Южный начинал засыпать. Возвращались домой те, кто тяжело работал весь день от рассвета до заката, все возвращались домой и их встречал не электрический свет, а керосиновая лампа, не перина, а продавленный матрас, не развлечения, а неторопливый ужин и сон до рассвета, чтобы отдохнули, наконец, натруженные за весь день руки и ноги.
Во мне боролись два чувства — голода и усталости. Я ничего не ел с утра, и, вдобавок, шагал весь день. Когда впереди в наступающих сумерках выросли развалины большого каменного дома, я не колебался ни секунды. Первая же ниша в серой, поросшей мхом, стене приняла меня, как родной дом. Под головой вместо подушки — рука, одеяла никакого, и, слава Богу, что ночи ещё не слишком холодные. Я скрутился в комок, поджал под себя ноги, подышал немного на озябшие колени и заснул, не зная того, что зашёл я в один из самых опасных районов Фритауна — Восточный тупик...
Накануне я очень устал и поэтому спал я долго, так долго, что проспал почти весь следующий день — я думаю, что это было последствием шока. Меня разбудили камни, упавшие со стены. Кто-то ходил наверху. Я с минуту лежал неподвижно, ещё не проснувшись толком. Когда я поднялся на ноги, напротив меня стояли, полукругом прижав меня к стене, восемь таких же, как я.
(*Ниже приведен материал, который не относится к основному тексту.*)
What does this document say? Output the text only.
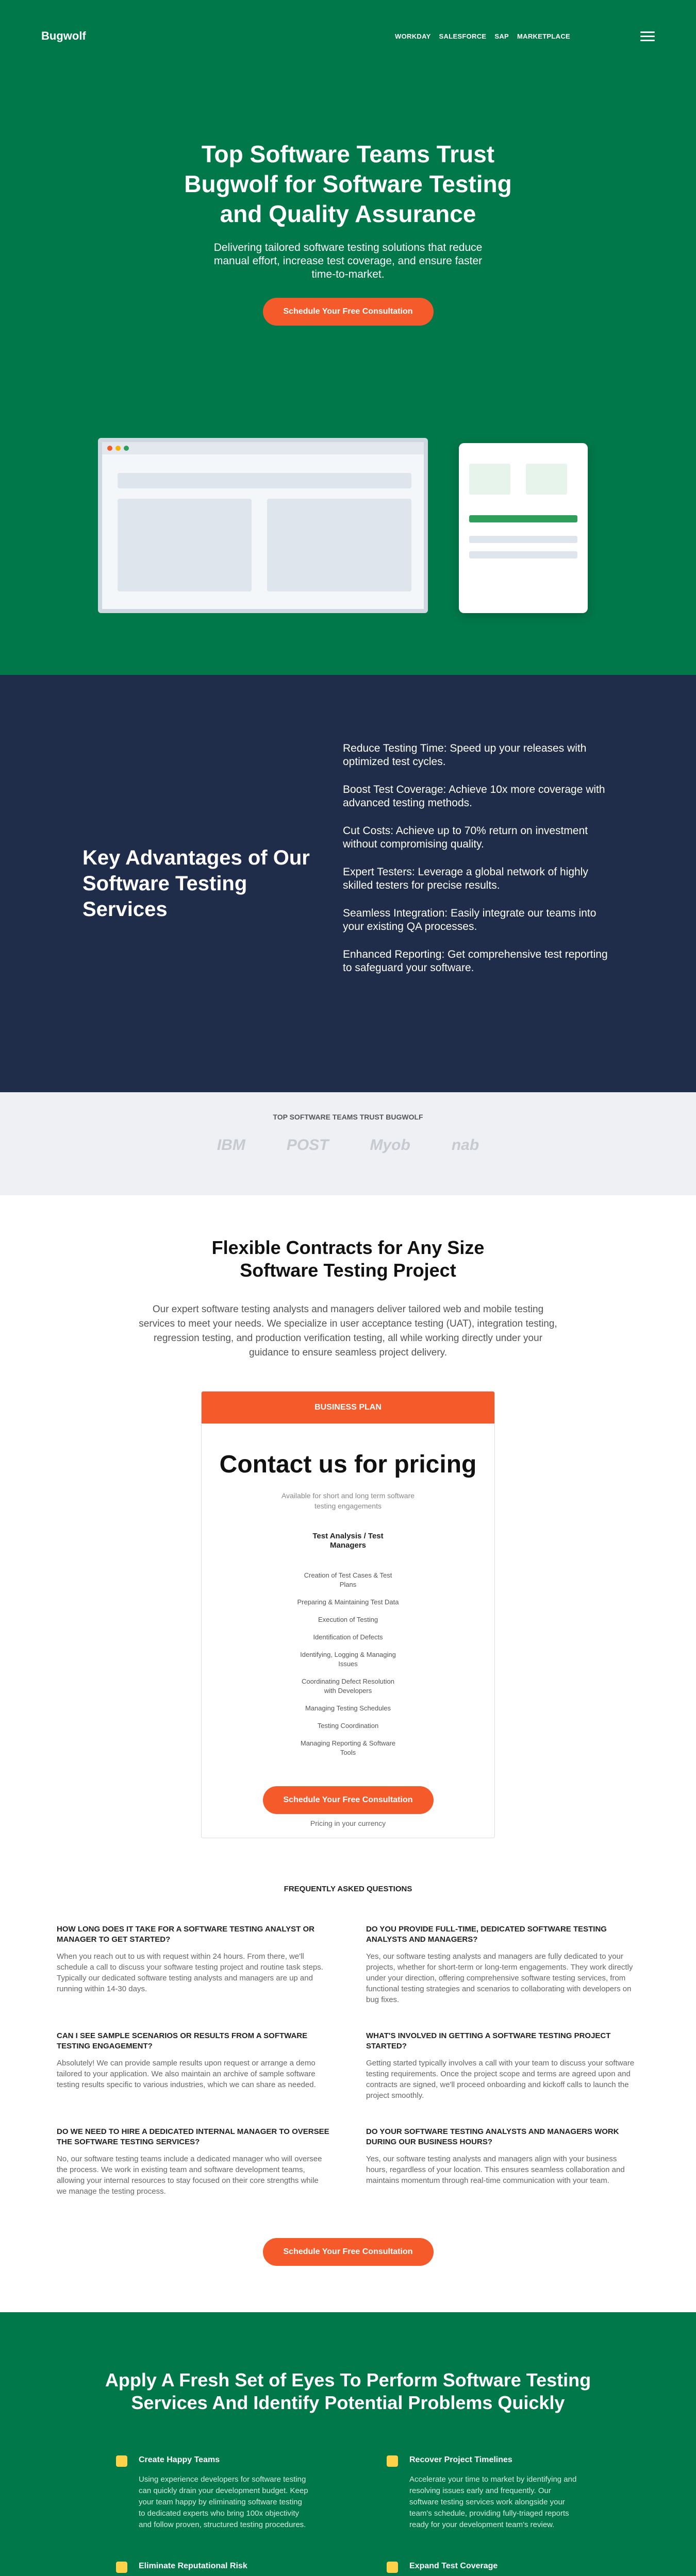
Bugwolf	WORKDAY SALESFORCE SAP MARKETPLACE
Top Software Teams Trust Bugwolf for Software Testing and Quality Assurance

Delivering tailored software testing solutions that reduce manual effort, increase test coverage, and ensure faster time-to-market.

Schedule Your Free Consultation
Key Advantages of Our Software Testing Services
Reduce Testing Time: Speed up your releases with optimized test cycles.
Boost Test Coverage: Achieve 10x more coverage with advanced testing methods.
Cut Costs: Achieve up to 70% return on investment without compromising quality.
Expert Testers: Leverage a global network of highly skilled testers for precise results.
Seamless Integration: Easily integrate our teams into your existing QA processes.
Enhanced Reporting: Get comprehensive test reporting to safeguard your software.
TOP SOFTWARE TEAMS TRUST BUGWOLF
IBM	POST	Myob	nab
Flexible Contracts for Any Size Software Testing Project

Our expert software testing analysts and managers deliver tailored web and mobile testing services to meet your needs. We specialize in user acceptance testing (UAT), integration testing, regression testing, and production verification testing, all while working directly under your guidance to ensure seamless project delivery.

BUSINESS PLAN
Contact us for pricing
Available for short and long term software testing engagements
Test Analysis / Test Managers
Creation of Test Cases & Test Plans
Preparing & Maintaining Test Data
Execution of Testing
Identification of Defects
Identifying, Logging & Managing Issues
Coordinating Defect Resolution with Developers
Managing Testing Schedules
Testing Coordination
Managing Reporting & Software Tools
Schedule Your Free Consultation
Pricing in your currency
FREQUENTLY ASKED QUESTIONS
HOW LONG DOES IT TAKE FOR A SOFTWARE TESTING ANALYST OR MANAGER TO GET STARTED?

When you reach out to us with request within 24 hours. From there, we'll schedule a call to discuss your software testing project and routine task steps. Typically our dedicated software testing analysts and managers are up and running within 14-30 days.

DO YOU PROVIDE FULL-TIME, DEDICATED SOFTWARE TESTING ANALYSTS AND MANAGERS?

Yes, our software testing analysts and managers are fully dedicated to your projects, whether for short-term or long-term engagements. They work directly under your direction, offering comprehensive software testing services, from functional testing strategies and scenarios to collaborating with developers on bug fixes.

CAN I SEE SAMPLE SCENARIOS OR RESULTS FROM A SOFTWARE TESTING ENGAGEMENT?

Absolutely! We can provide sample results upon request or arrange a demo tailored to your application. We also maintain an archive of sample software testing results specific to various industries, which we can share as needed.

WHAT'S INVOLVED IN GETTING A SOFTWARE TESTING PROJECT STARTED?

Getting started typically involves a call with your team to discuss your software testing requirements. Once the project scope and terms are agreed upon and contracts are signed, we'll proceed onboarding and kickoff calls to launch the project smoothly.

DO WE NEED TO HIRE A DEDICATED INTERNAL MANAGER TO OVERSEE THE SOFTWARE TESTING SERVICES?

No, our software testing teams include a dedicated manager who will oversee the process. We work in existing team and software development teams, allowing your internal resources to stay focused on their core strengths while we manage the testing process.

DO YOUR SOFTWARE TESTING ANALYSTS AND MANAGERS WORK DURING OUR BUSINESS HOURS?

Yes, our software testing analysts and managers align with your business hours, regardless of your location. This ensures seamless collaboration and maintains momentum through real-time communication with your team.

Schedule Your Free Consultation
Apply A Fresh Set of Eyes To Perform Software Testing Services And Identify Potential Problems Quickly
Create Happy Teams

Using experience developers for software testing can quickly drain your development budget. Keep your team happy by eliminating software testing to dedicated experts who bring 100x objectivity and follow proven, structured testing procedures.

Recover Project Timelines

Accelerate your time to market by identifying and resolving issues early and frequently. Our software testing services work alongside your team's schedule, providing fully-triaged reports ready for your development team's review.

Eliminate Reputational Risk	Expand Test Coverage
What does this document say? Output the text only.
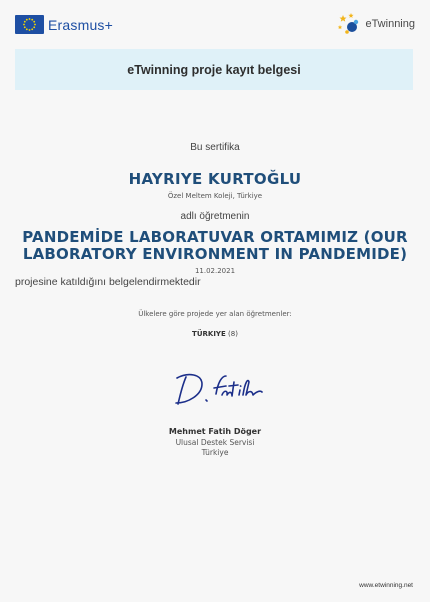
Erasmus+	eTwinning
eTwinning proje kayıt belgesi
Bu sertifika
HAYRIYE KURTOĞLU
Özel Meltem Koleji, Türkiye
adlı öğretmenin
PANDEMİDE LABORATUVAR ORTAMIMIZ (OUR LABORATORY ENVIRONMENT IN PANDEMIDE)
11.02.2021
projesine katıldığını belgelendirmektedir
Ülkelere göre projede yer alan öğretmenler:
TÜRKIYE (8)
Mehmet Fatih Döger
Ulusal Destek Servisi
Türkiye
www.etwinning.net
Я переводил взгляд с одного лица на другое и что-то плохое было написано на них, что-то совсем не доброе, — губы презрительно кривились в злых усмешках, кое-кто подбрасывал на ладони кусок камня, кто-то покачивал отполированное дерево дубинок. Все стояли, молча глядя на меня.
Вперёд вышел черноволосый, со сросшимися густыми бровями, острым длинным носом и широким ртом, толстые губы обнажали ряд потемневших зубов. Руки с большими лопатообразными кистями он скрестил на груди.
Я смотрел на него, ещё не зная, что стою лицом к лицу со своим врагом, врагом с большой буквы, врагом на всю жизнь.
— Никто не смеет находиться на моей земле, — коротко отчеканивая слова, сказал мой враг.
Я продолжал смотреть на него, а внутри меня толчками, идущими от сердца, рос страх, перехватывающий горло.